By abandoning the Iran deal, the Trump administration has just isolated the United States, alienated our allies, and manufactured a slow-motion crisis with no strategy—short of war—to address it. pic.twitter.com/U0NOBqX1Nj
— National Security Action (@natsecaction) May 8, 2018
Rob Malley, who coordinated Middle East policy in the Obama administration, observed that Bolton’s appointment, along with the nomination of Iran deal critic Mike Pompeo as secretary of state, seemed to signal that the agreement would most likely be “dead and buried” within months. Trita Parsi, leader of the National Iranian American Council wrote on Twitter: “People, let this be very clear: The appointment of Bolton is essentially a declaration of war with Iran. With Pompeo and Bolton, Trump is assembling a WAR CABINET.”
Their alarm was understandable. Bolton, who made his name as a belligerent member of George W. Bush’s State Department and a Fox News contributor, has not only demanded that the Trump administration withdraw from the nuclear deal, he also previously advocated bombing Iran instead. Bolton has spent the better part of a decade calling for the United States to help overthrow the theocratic government in Tehran and hand power to a cult-like group of Iranian exiles with no real support inside the country.

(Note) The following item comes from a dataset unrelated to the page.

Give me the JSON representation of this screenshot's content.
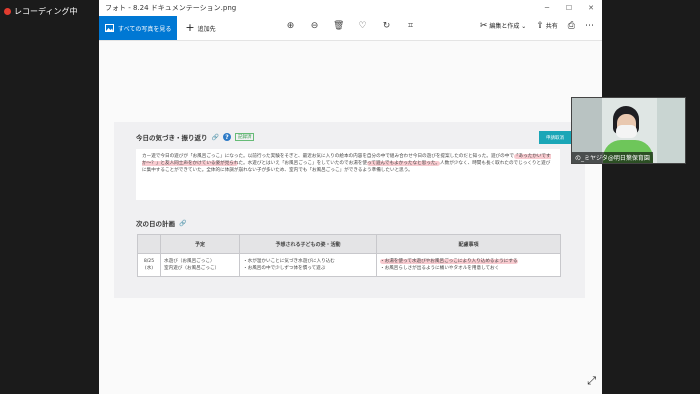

Just eight months ago, at a Paris gathering, Bolton told members of the Iranian exile group, known as the Mujahedeen Khalq, MEK, or People’s Mujahedeen, that the Trump administration should embrace their goal of immediate regime change in Iran and recognize their group as a “viable” alternative.
“The outcome of the president’s policy review should be to determine that the Ayatollah Khomeini’s 1979 revolution will not last until its 40th birthday,” Bolton said. (The 40th anniversary of the Iranian revolution will be on February 11, 2019.) “The declared policy of the United States should be the overthrow of the mullahs’ regime in Tehran,” Bolton added. “The behavior and the objectives of the regime are not going to change and, therefore, the only solution is to change the regime itself.”
As the Iranian expatriate journalist Bahman Kalbasi noted, Bolton concluded his address to the exiles with a rousing promise: “And that’s why, before 2019, we here will celebrate in Tehran!”
To understand how extraordinary it is that the man about to become the president’s most senior national security official made this promise to the MEK, it is important to know that, until recently, the Iranian dissidents had spent three decades trying to achieve their aims through violence, including terrorist attacks.
After members of the MEK helped foment the 1979 revolution, in part by killing American civilians working in Tehran, the group then lost a bitter struggle for power to the Islamists led by the revolution’s leader, Ayatollah Ruhollah Khomeini. With its leadership forced to flee Iran in 1981, the MEK’s members set up a government-in-exile in France and established a military base in Iraq, where they were given arms and training by Saddam Hussein, as part of a strategy to destabilize the government in Tehran that he was at war with.
In recent years, as The Intercept has reported, the MEK has poured millions of dollars into reinventing itself as a moderate political group ready to take power in Iran if Western-backed regime change ever takes place. To that end, it lobbied successfully to be removed from the State Department’s list of foreign terrorist organizations in 2012. The Iranian exiles achieved this over the apparent opposition of then-Secretary of State Hillary Clinton, in part by paying a long list of former U.S. officials hefty speaking fees of between $10,000 to $50,000 for hymns of praise like the one Bolton delivered last July.